Chart. Shortly after its IPO in 2010, Protek shares fell six times, but in 2012 they began to recover and are now close to their record highs of 2010.
Pros. Huge dividends, low P/E ratio, positive share price and ruble profit trends.
Cons. No significant disadvantages were found.
UTair aircraft in original coloring
— Symbol: UTAR
— Market cap: RUB 30B
— Annual turnover: RUB 70B
— P/E ratio: 5.1
— Dividend yield: –
— Share price change YoY: –13%
— 5-year profit change (RUB): +57%
— 5-year profit change (USD): -20%
— 5-year turnover change (RUB): +10%
— 5-year turnover change (USD): –44%
Description. The third-largest Russian airline after Aeroflot and S7. Founded in 1967 as Tyumen Civil Aviation Administration. In 1991, it was formally reorganized as the Tyumen-AviaTrans company, which was renamed UTair in 2002. At the beginning of 2010, the company had a fleet of more than 200 aircraft, and handled about 10 million passengers a year. But in 2014 the company fell into crisis and decided to scale back its operations. UTair now has juts 62 planes, which are mostly Boeing 737-500s. The company still has a fleet of more than 300 helicopters.

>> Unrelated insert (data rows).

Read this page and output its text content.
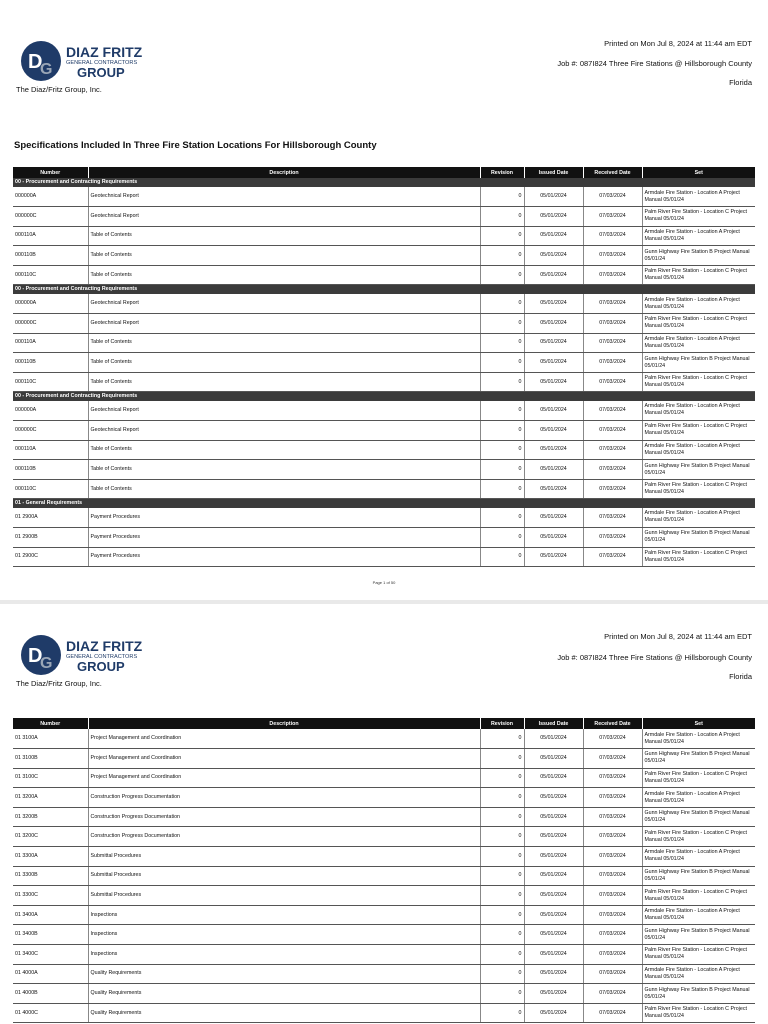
D
G
DIAZ FRITZ
GENERAL CONTRACTORS
GROUP
The Diaz/Fritz Group, Inc.
Printed on Mon Jul 8, 2024 at 11:44 am EDT
Job #: 087I824 Three Fire Stations @ Hillsborough County
Florida
Specifications Included In Three Fire Station Locations For Hillsborough County
Number	Description	Revision	Issued Date	Received Date	Set
00 - Procurement and Contracting Requirements					
000000A	Geotechnical Report	0	05/01/2024	07/03/2024	Armdale Fire Station - Location A Project Manual 05/01/24
000000C	Geotechnical Report	0	05/01/2024	07/03/2024	Palm River Fire Station - Location C Project Manual 05/01/24
000110A	Table of Contents	0	05/01/2024	07/03/2024	Armdale Fire Station - Location A Project Manual 05/01/24
000110B	Table of Contents	0	05/01/2024	07/03/2024	Gunn Highway Fire Station B Project Manual 05/01/24
000110C	Table of Contents	0	05/01/2024	07/03/2024	Palm River Fire Station - Location C Project Manual 05/01/24
00 - Procurement and Contracting Requirements					
000000A	Geotechnical Report	0	05/01/2024	07/03/2024	Armdale Fire Station - Location A Project Manual 05/01/24
000000C	Geotechnical Report	0	05/01/2024	07/03/2024	Palm River Fire Station - Location C Project Manual 05/01/24
000110A	Table of Contents	0	05/01/2024	07/03/2024	Armdale Fire Station - Location A Project Manual 05/01/24
000110B	Table of Contents	0	05/01/2024	07/03/2024	Gunn Highway Fire Station B Project Manual 05/01/24
000110C	Table of Contents	0	05/01/2024	07/03/2024	Palm River Fire Station - Location C Project Manual 05/01/24
00 - Procurement and Contracting Requirements					
000000A	Geotechnical Report	0	05/01/2024	07/03/2024	Armdale Fire Station - Location A Project Manual 05/01/24
000000C	Geotechnical Report	0	05/01/2024	07/03/2024	Palm River Fire Station - Location C Project Manual 05/01/24
000110A	Table of Contents	0	05/01/2024	07/03/2024	Armdale Fire Station - Location A Project Manual 05/01/24
000110B	Table of Contents	0	05/01/2024	07/03/2024	Gunn Highway Fire Station B Project Manual 05/01/24
000110C	Table of Contents	0	05/01/2024	07/03/2024	Palm River Fire Station - Location C Project Manual 05/01/24
01 - General Requirements					
01 2900A	Payment Procedures	0	05/01/2024	07/03/2024	Armdale Fire Station - Location A Project Manual 05/01/24
01 2900B	Payment Procedures	0	05/01/2024	07/03/2024	Gunn Highway Fire Station B Project Manual 05/01/24
01 2900C	Payment Procedures	0	05/01/2024	07/03/2024	Palm River Fire Station - Location C Project Manual 05/01/24
Page 1 of 50
D
G
DIAZ FRITZ
GENERAL CONTRACTORS
GROUP
The Diaz/Fritz Group, Inc.
Printed on Mon Jul 8, 2024 at 11:44 am EDT
Job #: 087I824 Three Fire Stations @ Hillsborough County
Florida
Number	Description	Revision	Issued Date	Received Date	Set
01 3100A	Project Management and Coordination	0	05/01/2024	07/03/2024	Armdale Fire Station - Location A Project Manual 05/01/24
01 3100B	Project Management and Coordination	0	05/01/2024	07/03/2024	Gunn Highway Fire Station B Project Manual 05/01/24
01 3100C	Project Management and Coordination	0	05/01/2024	07/03/2024	Palm River Fire Station - Location C Project Manual 05/01/24
01 3200A	Construction Progress Documentation	0	05/01/2024	07/03/2024	Armdale Fire Station - Location A Project Manual 05/01/24
01 3200B	Construction Progress Documentation	0	05/01/2024	07/03/2024	Gunn Highway Fire Station B Project Manual 05/01/24
01 3200C	Construction Progress Documentation	0	05/01/2024	07/03/2024	Palm River Fire Station - Location C Project Manual 05/01/24
01 3300A	Submittal Procedures	0	05/01/2024	07/03/2024	Armdale Fire Station - Location A Project Manual 05/01/24
01 3300B	Submittal Procedures	0	05/01/2024	07/03/2024	Gunn Highway Fire Station B Project Manual 05/01/24
01 3300C	Submittal Procedures	0	05/01/2024	07/03/2024	Palm River Fire Station - Location C Project Manual 05/01/24
01 3400A	Inspections	0	05/01/2024	07/03/2024	Armdale Fire Station - Location A Project Manual 05/01/24
01 3400B	Inspections	0	05/01/2024	07/03/2024	Gunn Highway Fire Station B Project Manual 05/01/24
01 3400C	Inspections	0	05/01/2024	07/03/2024	Palm River Fire Station - Location C Project Manual 05/01/24
01 4000A	Quality Requirements	0	05/01/2024	07/03/2024	Armdale Fire Station - Location A Project Manual 05/01/24
01 4000B	Quality Requirements	0	05/01/2024	07/03/2024	Gunn Highway Fire Station B Project Manual 05/01/24
01 4000C	Quality Requirements	0	05/01/2024	07/03/2024	Palm River Fire Station - Location C Project Manual 05/01/24
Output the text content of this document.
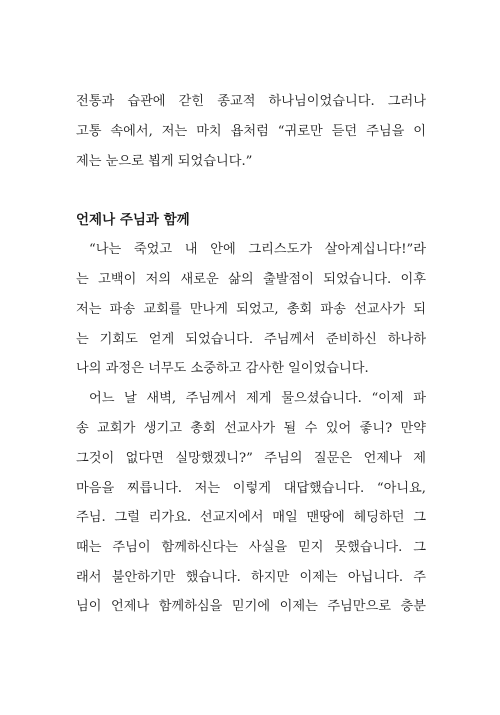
전통과 습관에 갇힌 종교적 하나님이었습니다. 그러나
고통 속에서, 저는 마치 욥처럼 “귀로만 듣던 주님을 이
제는 눈으로 뵙게 되었습니다.”
언제나 주님과 함께
“나는 죽었고 내 안에 그리스도가 살아계십니다!”라
는 고백이 저의 새로운 삶의 출발점이 되었습니다. 이후
저는 파송 교회를 만나게 되었고, 총회 파송 선교사가 되
는 기회도 얻게 되었습니다. 주님께서 준비하신 하나하
나의 과정은 너무도 소중하고 감사한 일이었습니다.
어느 날 새벽, 주님께서 제게 물으셨습니다. “이제 파
송 교회가 생기고 총회 선교사가 될 수 있어 좋니? 만약
그것이 없다면 실망했겠니?” 주님의 질문은 언제나 제
마음을 찌릅니다. 저는 이렇게 대답했습니다. “아니요,
주님. 그럴 리가요. 선교지에서 매일 맨땅에 헤딩하던 그
때는 주님이 함께하신다는 사실을 믿지 못했습니다. 그
래서 불안하기만 했습니다. 하지만 이제는 아닙니다. 주
님이 언제나 함께하심을 믿기에 이제는 주님만으로 충분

Chart. In 2014, the company was plunged into crisis and its shares contracted threefold. Since 2016, the stock is relatively stable.
Pros. Excellent five-year ruble profit growth, low P/E ratio
Cons. No dividends.
Residential complex "New Ohta — color city" in Saint-Petersburg
— Symbol: LSRG
— Market cap: RUB 91B
— Annual turnover: RUB 87B
— P/E ratio: 9.8
— Dividend yield: 8.8%
— Share price change YoY: +17%
— 5-year profit change (RUB): +43%
— 5-year profit change (USD): –27%
— 5-year turnover change (RUB): +12%
— 5-year turnover change (USD): –43%
Description. One of the largest construction companies in Russia, founded in 1993. LSR Group engages mostly in residential development, but performs other projects as well. Now the company is preparing a construction site for the Hermitage museum’s satellite in Moscow. LSR’s headquarters are located in Saint Petersburg, but the group also operates in Moscow and some other cities. The company has the highest rating of openness, A1, according to a Russian rating agency.
Chart. LSR shares peaked during the real estate bubble in 2007. Shortly after, they fell about 18 times, but in 2009–2010 bounced back.
Pros. Positive share price and ruble profit trends, high dividend.
Cons. Relatively high P/E ratio (compared to other companies reviewed).